InSight Crime Analysis
There are numerous reasons why violence might be rising in Michoacan, despite (or because of) the precipitous fall of the Knights Templar. Firstly, the Knights Templar may have exerted control over common crime in the state. Homicides occurred, of course, but they had to be sanctioned by the Knights Templar themselves.
Secondly, the decline of the Knights Templar may have created a power vacuum. Other criminal groups, most notably the Jalisco Cartel New Generation (Cartel de Jalisco Nueva Generacion - CJNG), have been looking to take advantage of this territory for years, and there is ample reason to believe the CJNG was forming self-defense organizations to achieve this end. The capture of La Tuta may accelerate this process, although the battle for the criminal revenue streams he leaves behind already seems to be well in motion.
Thirdly, neither the self-defense groups or their government counterparts ever really confronted the principal motor of the criminal economy in the region: illegal drugs. Some self-defense groups specifically stated to InSight Crime investigators that they would not interfere with that activity. Without confronting this issue, there seems little chance of slowing the violence and the steady erosion of the state, as it is revenue from drug trafficking that perverts the political process and undermines institutional reform.

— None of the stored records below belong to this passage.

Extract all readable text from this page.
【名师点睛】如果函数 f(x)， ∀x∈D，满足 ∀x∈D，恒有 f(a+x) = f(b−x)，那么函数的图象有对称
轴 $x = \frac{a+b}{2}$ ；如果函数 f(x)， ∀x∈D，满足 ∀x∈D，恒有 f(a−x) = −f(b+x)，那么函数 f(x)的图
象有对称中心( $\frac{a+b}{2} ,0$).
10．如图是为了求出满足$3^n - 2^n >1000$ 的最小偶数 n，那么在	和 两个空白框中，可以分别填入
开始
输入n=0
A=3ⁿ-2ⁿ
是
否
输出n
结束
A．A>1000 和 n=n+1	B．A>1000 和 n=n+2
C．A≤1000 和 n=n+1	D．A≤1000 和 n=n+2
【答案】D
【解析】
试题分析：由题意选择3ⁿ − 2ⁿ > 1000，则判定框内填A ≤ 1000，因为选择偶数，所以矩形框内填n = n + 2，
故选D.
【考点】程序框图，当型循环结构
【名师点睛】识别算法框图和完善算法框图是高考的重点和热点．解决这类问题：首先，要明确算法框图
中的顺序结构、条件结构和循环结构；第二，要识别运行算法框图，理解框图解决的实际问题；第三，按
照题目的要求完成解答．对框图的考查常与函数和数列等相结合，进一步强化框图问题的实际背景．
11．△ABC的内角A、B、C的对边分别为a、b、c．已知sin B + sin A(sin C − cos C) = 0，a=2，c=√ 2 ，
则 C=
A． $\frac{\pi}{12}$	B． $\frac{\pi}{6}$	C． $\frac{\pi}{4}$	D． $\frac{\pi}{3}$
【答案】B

Finally, the Mexican government has not implemented institutional reform in Michoacan, or anywhere else. While more troops and specialized troops (e.g., Gendarmerie) make more arrests, that doesn't necessarily create more stability. The local police -- who must be at the frontline in the fight against organized crime -- still must be rebuilt, and the judicial system has to be strengthened. Otherwise, it does not matter if they are called Knights Templar or self-defense groups, they are going to take advantage of the huge holes in Mexico's justice system and victimize the vulnerable.